La deuxième règle est de vous mettre à la place des clients. Trop souvent, les entreprises cherchent à se justifier en faisant valoir, à raison, qu’un fournisseur les a laissées tomber ou que leur transporteur a égaré le colis… Aux yeux des clients, les entreprises restent responsables de leurs prestataires. Énumérer les raisons du couac passera pour une tentative de diversion. Quelle attitude adopter dans ces conditions ? Se focaliser sur les solutions concrètes à apporter pour remédier au problème.

Exfiltrez le problème

L’arène des réseaux sociaux est sans doute le pire endroit au monde pour régler un différend avec un client car elle n’encourage en rien l’apaisement. Proposez plutôt de poursuivre la conversation sur un canal plus feutré : téléphone, courrier électronique, forum de support en ligne.
Ceci dit, il reste pertinent de répondre publiquement en ligne, sur le réseau social d’où émane la critique, pour faire savoir aux yeux de tous que vous êtes une entreprise soucieuse de la satisfaction de vos clients.

Faites-vous pardonner

Maintenant que la conversation est engagée sur de bonnes bases, vous pouvez envisager une sortie par le haut. S'il apparaît que le produit en cause est défectueux, des excuses sincères suivies d'un remplacement rapide (ou d'un remboursement) devraient résoudre le problème. S'il s’agit d’une défaillance du service, des excuses sont, là encore, un bon début. Dans tous les cas, une compensation adéquate sera bien perçue, par exemple un abonnement offert pour une durée limitée ou un bon de réduction à valoir sur un prochain achat.

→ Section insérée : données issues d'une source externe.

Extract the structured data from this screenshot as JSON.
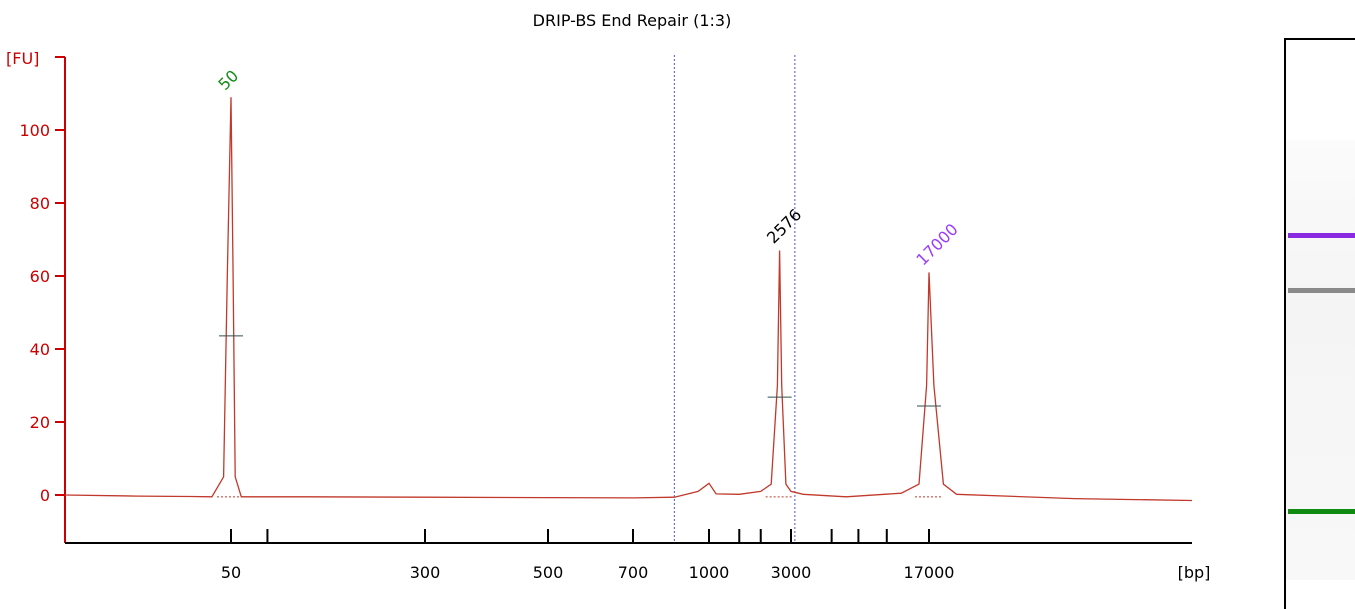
{
  "chart_data": {
    "type": "line",
    "title": "DRIP-BS End Repair (1:3)",
    "ylabel": "[FU]",
    "xlabel": "[bp]",
    "ylim": [
      -13,
      115
    ],
    "y_ticks": [
      0,
      20,
      40,
      60,
      80,
      100
    ],
    "x_tick_labels": [
      "50",
      "300",
      "500",
      "700",
      "1000",
      "3000",
      "17000"
    ],
    "series": [
      {
        "points": [
          [
            20,
            0
          ],
          [
            30,
            -0.3
          ],
          [
            40,
            -0.4
          ],
          [
            45,
            -0.5
          ],
          [
            48,
            5
          ],
          [
            49,
            60
          ],
          [
            50,
            109
          ],
          [
            51,
            60
          ],
          [
            52,
            5
          ],
          [
            55,
            -0.5
          ],
          [
            100,
            -0.5
          ],
          [
            300,
            -0.6
          ],
          [
            500,
            -0.7
          ],
          [
            700,
            -0.8
          ],
          [
            850,
            -0.6
          ],
          [
            950,
            1.0
          ],
          [
            1000,
            3.2
          ],
          [
            1100,
            0.3
          ],
          [
            1500,
            0.2
          ],
          [
            2000,
            1.0
          ],
          [
            2300,
            3.0
          ],
          [
            2500,
            30
          ],
          [
            2576,
            67
          ],
          [
            2650,
            30
          ],
          [
            2800,
            3
          ],
          [
            3000,
            1.0
          ],
          [
            3500,
            0.2
          ],
          [
            6000,
            -0.5
          ],
          [
            12000,
            0.5
          ],
          [
            15000,
            3
          ],
          [
            16500,
            30
          ],
          [
            17000,
            61
          ],
          [
            17500,
            30
          ],
          [
            18500,
            3
          ],
          [
            20000,
            0.2
          ],
          [
            40000,
            -1.0
          ],
          [
            80000,
            -1.5
          ]
        ]
      }
    ],
    "peaks": [
      {
        "label": "50",
        "bp": 50,
        "height": 109,
        "color": "#178c17"
      },
      {
        "label": "2576",
        "bp": 2576,
        "height": 67,
        "color": "#000000"
      },
      {
        "label": "17000",
        "bp": 17000,
        "height": 61,
        "color": "#9c3cff"
      }
    ],
    "markers_bp": [
      850,
      3150
    ],
    "gel_bands": [
      {
        "name": "upper-marker",
        "color": "#8a2be2"
      },
      {
        "name": "sample-band",
        "color": "#8a8a8a"
      },
      {
        "name": "lower-marker",
        "color": "#118a11"
      }
    ],
    "grid": false,
    "legend": "none"
  }
}
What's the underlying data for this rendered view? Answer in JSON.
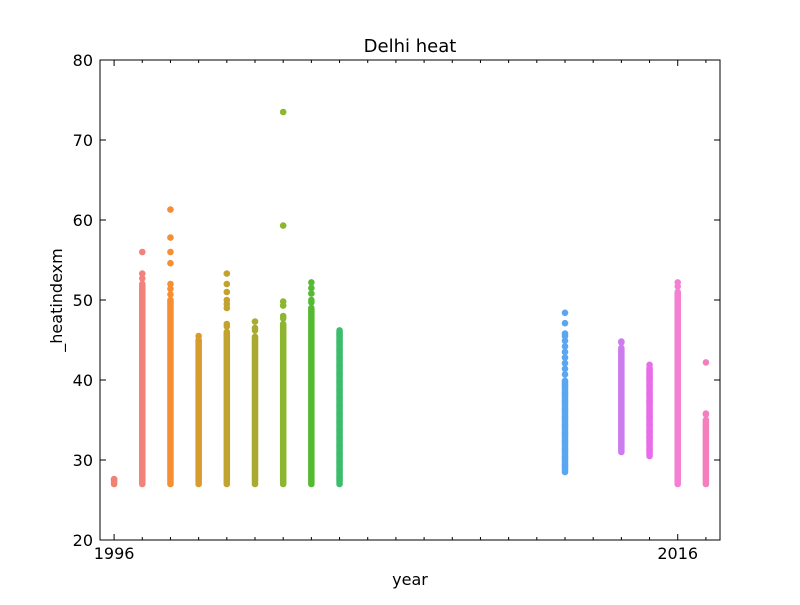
{
  "chart_data": {
    "type": "scatter",
    "title": "Delhi heat",
    "xlabel": "year",
    "ylabel": "_heatindexm",
    "xlim": [
      1995.5,
      2017.5
    ],
    "ylim": [
      20,
      80
    ],
    "x_ticks": [
      1996,
      2016
    ],
    "y_ticks": [
      20,
      30,
      40,
      50,
      60,
      70,
      80
    ],
    "grid": false,
    "series": [
      {
        "x": 1996,
        "color": "#f08274",
        "min": 27.0,
        "max": 27.6,
        "dense_max": 27.6,
        "outliers": []
      },
      {
        "x": 1997,
        "color": "#f2827b",
        "min": 27.0,
        "max": 53.3,
        "dense_max": 52.0,
        "outliers": [
          56.0
        ]
      },
      {
        "x": 1998,
        "color": "#f68f33",
        "min": 27.0,
        "max": 52.0,
        "dense_max": 50.0,
        "outliers": [
          61.3,
          57.8,
          56.0,
          54.6
        ]
      },
      {
        "x": 1999,
        "color": "#d89b2e",
        "min": 27.0,
        "max": 45.5,
        "dense_max": 45.0,
        "outliers": []
      },
      {
        "x": 2000,
        "color": "#c1a430",
        "min": 27.0,
        "max": 47.0,
        "dense_max": 46.0,
        "outliers": [
          53.3,
          52.0,
          51.0,
          50.0,
          49.5,
          49.0
        ]
      },
      {
        "x": 2001,
        "color": "#a9aa32",
        "min": 27.0,
        "max": 46.5,
        "dense_max": 45.5,
        "outliers": [
          47.3
        ]
      },
      {
        "x": 2002,
        "color": "#8db631",
        "min": 27.0,
        "max": 48.0,
        "dense_max": 47.0,
        "outliers": [
          73.5,
          59.3,
          49.8,
          49.3
        ]
      },
      {
        "x": 2003,
        "color": "#56b933",
        "min": 27.0,
        "max": 50.0,
        "dense_max": 49.0,
        "outliers": [
          52.2,
          51.5,
          50.8
        ]
      },
      {
        "x": 2004,
        "color": "#3cbc6d",
        "min": 27.0,
        "max": 46.2,
        "dense_max": 46.0,
        "outliers": []
      },
      {
        "x": 2012,
        "color": "#5aa6f0",
        "min": 28.5,
        "max": 45.5,
        "dense_max": 40.0,
        "outliers": [
          48.4,
          47.1,
          45.8
        ]
      },
      {
        "x": 2014,
        "color": "#cd7cf0",
        "min": 31.0,
        "max": 44.8,
        "dense_max": 44.0,
        "outliers": []
      },
      {
        "x": 2015,
        "color": "#e86de8",
        "min": 30.5,
        "max": 41.9,
        "dense_max": 41.5,
        "outliers": [
          40.5,
          37.4,
          35.5,
          34.5,
          33.6,
          32.8
        ]
      },
      {
        "x": 2016,
        "color": "#f57fd2",
        "min": 27.0,
        "max": 52.2,
        "dense_max": 51.0,
        "outliers": []
      },
      {
        "x": 2017,
        "color": "#f47fbd",
        "min": 27.0,
        "max": 35.8,
        "dense_max": 35.0,
        "outliers": [
          42.2
        ]
      }
    ]
  }
}
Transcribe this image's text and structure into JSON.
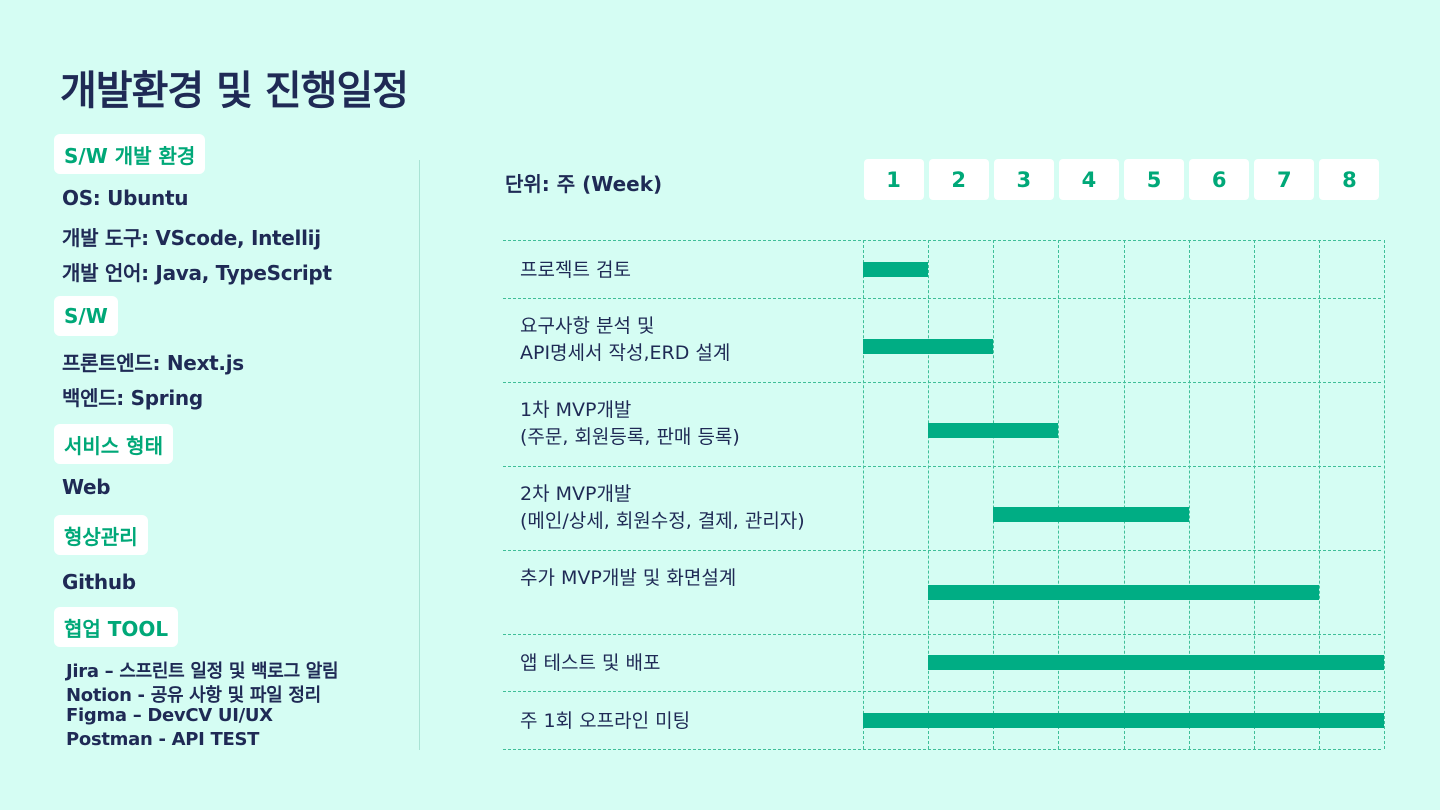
{
  "title": "개발환경 및 진행일정",
  "sections": {
    "sw_env": {
      "label": "S/W 개발 환경",
      "lines": [
        "OS: Ubuntu",
        "개발 도구: VScode, Intellij",
        "개발 언어: Java, TypeScript"
      ]
    },
    "sw": {
      "label": "S/W",
      "lines": [
        "프론트엔드: Next.js",
        "백엔드: Spring"
      ]
    },
    "service": {
      "label": "서비스 형태",
      "lines": [
        "Web"
      ]
    },
    "vcs": {
      "label": "형상관리",
      "lines": [
        "Github"
      ]
    },
    "collab": {
      "label": "협업 TOOL",
      "lines": [
        "Jira – 스프린트 일정 및 백로그 알림",
        "Notion - 공유 사항 및 파일 정리",
        "Figma – DevCV UI/UX",
        "Postman - API TEST"
      ]
    }
  },
  "schedule": {
    "unit_label": "단위: 주 (Week)",
    "weeks": [
      "1",
      "2",
      "3",
      "4",
      "5",
      "6",
      "7",
      "8"
    ],
    "tasks": [
      {
        "name": "프로젝트 검토",
        "start_week": 1,
        "end_week": 1
      },
      {
        "name": "요구사항 분석 및\nAPI명세서 작성,ERD 설계",
        "start_week": 1,
        "end_week": 2
      },
      {
        "name": "1차 MVP개발\n(주문, 회원등록, 판매 등록)",
        "start_week": 2,
        "end_week": 3
      },
      {
        "name": "2차 MVP개발\n(메인/상세, 회원수정, 결제, 관리자)",
        "start_week": 3,
        "end_week": 5
      },
      {
        "name": "추가 MVP개발 및 화면설계",
        "start_week": 2,
        "end_week": 7
      },
      {
        "name": "앱 테스트 및 배포",
        "start_week": 2,
        "end_week": 8
      },
      {
        "name": "주 1회 오프라인 미팅",
        "start_week": 1,
        "end_week": 8
      }
    ]
  },
  "colors": {
    "background": "#d5fdf3",
    "accent": "#00a878",
    "bar": "#00ad84",
    "text": "#1f2a55"
  }
}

Dans tous les cas, il est essentiel d’adresser des messages personnalisés aux clients. Dans les situations conflictuelles, les clients n’aiment pas avoir affaire à un chatbot ou, pire, à un humain qui s’exprime comme un robot.

Ne commettez pas deux fois la même erreur

Reconnaître le problème et maintenir le lien de confiance avec le client est essentiel. La bonne nouvelle, c’est qu’en les traitant correctement et en tenant vos promesses, il est tout à fait possible de les convertir en ambassadeurs de votre marque – pour que leur voix sociale joue à nouveau en votre faveur.

Réparer les erreurs n’est qu’un point de départ. Vous devez prendre les décisions concrètes pour que ne se reproduisent plus ces problèmes liés aux produits, au niveau de service, à la logistique, etc. En interne, il convient de mettre en place des mesures pour améliorer l’efficacité du SAV grâce à plusieurs indicateurs-clés : temps de réponse, mesure de la satisfaction client, nouvelles commandes du client depuis la clôture du différend... Vous serez alors en mesure d’améliorer ces éléments objectifs de la satisfaction client. Et ce qui ne vous aura pas tué vous aura effectivement rendu plus fort.